Di una palabra suficientes veces y deja de significar algo. Amén se ha convertido en el sonido que hace una oración cuando termina, el equivalente verbal de colgar el teléfono. Pero la palabra en sí lleva un peso que vale la pena recuperar.
Una palabra que significa "así es, en verdad"
Amén viene de una raíz hebrea que significa firme, establecido, confiable, la misma raíz detrás de la palabra para la fe misma. Decir amén no es decir "la oración terminó". Es decir "me paro sobre esto. Este es terreno sólido".
Por eso aparece como una respuesta comunitaria, no solo como un cierre privado. Cuando Esdras leyó la Ley en voz alta a los exiliados que habían regresado a Jerusalén, toda la asamblea respondió junta.
Esdras alabó al Señor, el gran Dios, y todos respondieron: "¡Amén! Amén!" mientras levantaban las manos. Luego se inclinaron y adoraron al Señor con el rostro en el suelo. (Nehemías 8:6)
Nota el orden: la palabra viene primero, luego la postura. Amén no era un acuerdo mental silencioso. Se decía en voz alta, seguido de manos levantadas y cuerpos inclinados: toda una congregación reclamando públicamente palabras que acababan de leerles.
El Amén detrás de cada promesa
Pablo lleva la palabra aún más lejos, uniéndola directamente al carácter de Dios en lugar de a una sola oración.
No importa cuántas promesas Dios haya hecho, en Cristo la respuesta siempre es Sí. Por él, respondemos diciendo Sí a la gloria de Dios. (2 Corintios 1:20)
Cada promesa que Dios ha hecho encuentra su sí en Cristo, y nuestro amén es el eco de ese sí, no nuestro propio optimismo, sino el acuerdo con lo que Dios ya ha asegurado. Decir amén a una oración es, en el fondo, decir amén a la fiabilidad de aquel a quien se ora.
Cuando amén es difícil de decir
Hay oraciones donde amén se atora en la garganta: una oración por sanidad que no fue concedida, una petición repetida durante años sin una respuesta que todavía tenga sentido. Decir amén en esos momentos no es afirmar que el resultado fue bueno. Es afirmar que Dios sigue siendo confiable incluso cuando el resultado no es lo que se pidió, lo cual es un amén más difícil y más honesto que el que se dice sobre una oración fácil. Job dice algo cercano a esto después de perder casi todo lo que tenía, todavía bendiciendo el nombre de Dios antes de entender nada de su situación. Ese amén cuesta algo. No es menos verdadero por costar más.
Una palabra para todo el cuerpo, no solo el individuo
Recuperar el peso de amén también recupera algo sobre la oración como acto compartido. Cuando una congregación lo dice junta, ninguna voz individual necesita tener fe perfecta ese día: la palabra carga el peso colectivamente, como lo hizo la de Israel en la lectura de Esdras. Alguien en la sala puede estar dudando. El amén de otra persona lo sostiene por ese momento. Esa es parte de la razón por la que la palabra nunca fue pensada para decirse a solas en una sala llena de gente, en voz baja, como ruido de fondo a la oración de otra persona.

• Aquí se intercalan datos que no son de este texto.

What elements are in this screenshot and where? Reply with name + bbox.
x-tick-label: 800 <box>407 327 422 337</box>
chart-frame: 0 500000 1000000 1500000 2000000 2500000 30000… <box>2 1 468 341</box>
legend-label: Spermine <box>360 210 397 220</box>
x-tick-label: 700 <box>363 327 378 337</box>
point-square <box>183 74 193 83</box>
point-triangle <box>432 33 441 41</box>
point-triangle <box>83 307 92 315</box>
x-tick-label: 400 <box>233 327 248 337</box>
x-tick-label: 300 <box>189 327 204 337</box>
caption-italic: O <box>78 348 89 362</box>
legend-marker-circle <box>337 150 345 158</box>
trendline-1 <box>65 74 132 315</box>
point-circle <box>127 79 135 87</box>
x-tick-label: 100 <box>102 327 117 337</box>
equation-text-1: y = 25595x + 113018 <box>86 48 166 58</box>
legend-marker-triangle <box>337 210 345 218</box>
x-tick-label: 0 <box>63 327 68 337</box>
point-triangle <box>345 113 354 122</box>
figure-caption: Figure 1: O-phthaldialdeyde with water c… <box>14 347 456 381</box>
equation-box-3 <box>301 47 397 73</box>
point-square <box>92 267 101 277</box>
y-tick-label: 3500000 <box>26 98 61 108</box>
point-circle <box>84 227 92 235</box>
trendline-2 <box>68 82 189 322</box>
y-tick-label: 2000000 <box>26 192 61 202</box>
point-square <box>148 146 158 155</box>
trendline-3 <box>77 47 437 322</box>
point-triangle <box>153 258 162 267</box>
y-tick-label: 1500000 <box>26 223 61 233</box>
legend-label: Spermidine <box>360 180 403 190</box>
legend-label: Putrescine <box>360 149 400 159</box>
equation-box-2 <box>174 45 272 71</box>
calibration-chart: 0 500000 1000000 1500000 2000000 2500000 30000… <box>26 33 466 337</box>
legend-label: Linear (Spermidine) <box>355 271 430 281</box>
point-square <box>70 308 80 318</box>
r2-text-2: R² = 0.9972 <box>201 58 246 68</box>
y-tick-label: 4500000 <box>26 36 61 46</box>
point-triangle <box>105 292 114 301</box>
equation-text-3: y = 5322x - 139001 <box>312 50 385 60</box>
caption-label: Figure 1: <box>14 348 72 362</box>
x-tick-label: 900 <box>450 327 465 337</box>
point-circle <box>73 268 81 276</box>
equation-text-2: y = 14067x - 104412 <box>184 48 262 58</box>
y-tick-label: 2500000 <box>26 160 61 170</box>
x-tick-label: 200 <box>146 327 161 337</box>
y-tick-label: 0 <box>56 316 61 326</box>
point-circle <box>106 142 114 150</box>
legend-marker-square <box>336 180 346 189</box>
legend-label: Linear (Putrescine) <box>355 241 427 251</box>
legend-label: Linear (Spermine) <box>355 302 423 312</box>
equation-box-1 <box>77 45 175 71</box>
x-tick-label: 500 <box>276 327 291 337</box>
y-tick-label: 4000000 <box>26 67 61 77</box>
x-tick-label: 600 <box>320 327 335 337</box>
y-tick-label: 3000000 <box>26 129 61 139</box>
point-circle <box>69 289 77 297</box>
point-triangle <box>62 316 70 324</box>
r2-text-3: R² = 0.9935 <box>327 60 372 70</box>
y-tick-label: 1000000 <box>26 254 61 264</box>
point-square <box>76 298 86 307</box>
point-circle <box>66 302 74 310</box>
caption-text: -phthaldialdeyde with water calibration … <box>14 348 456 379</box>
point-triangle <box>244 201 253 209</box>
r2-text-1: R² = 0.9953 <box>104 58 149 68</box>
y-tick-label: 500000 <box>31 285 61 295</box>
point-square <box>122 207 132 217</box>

Diciéndolo y realmente queriendo decirlo
Nada de esto requiere un amén más fuerte o más dramático. Requiere uno honesto: dicho (aunque sea en voz baja) como una declaración real de acuerdo, no un reflejo verbal. Cuando ores, intenta decirlo despacio al final, queriendo decir "esto es verdad" en lugar de "ya terminé de hablar". El hábito es pequeño, pero cambia cómo se siente la oración: menos un mensaje enviado al silencio, más una conversación dentro de la cual has aceptado quedarte.
Pruébalo esta semana con una oración que has dicho por costumbre durante años: una bendición de mesa, una oración antes de dormir, lo que sea que se haya desgastado por la repetición. Baja el ritmo en el amén. Deja que vuelva a ser una frase en lugar de un hábito. Ese solo cambio suele bastar para despertar toda una oración que se había entumecido en silencio.
Una palabra pequeña, dicha con honestidad, termina cargando más peso que una oración larga dicha sin cuidado. Vale la pena recordarlo la próxima vez que amén llegue al final de una frase casi antes de que lo notes.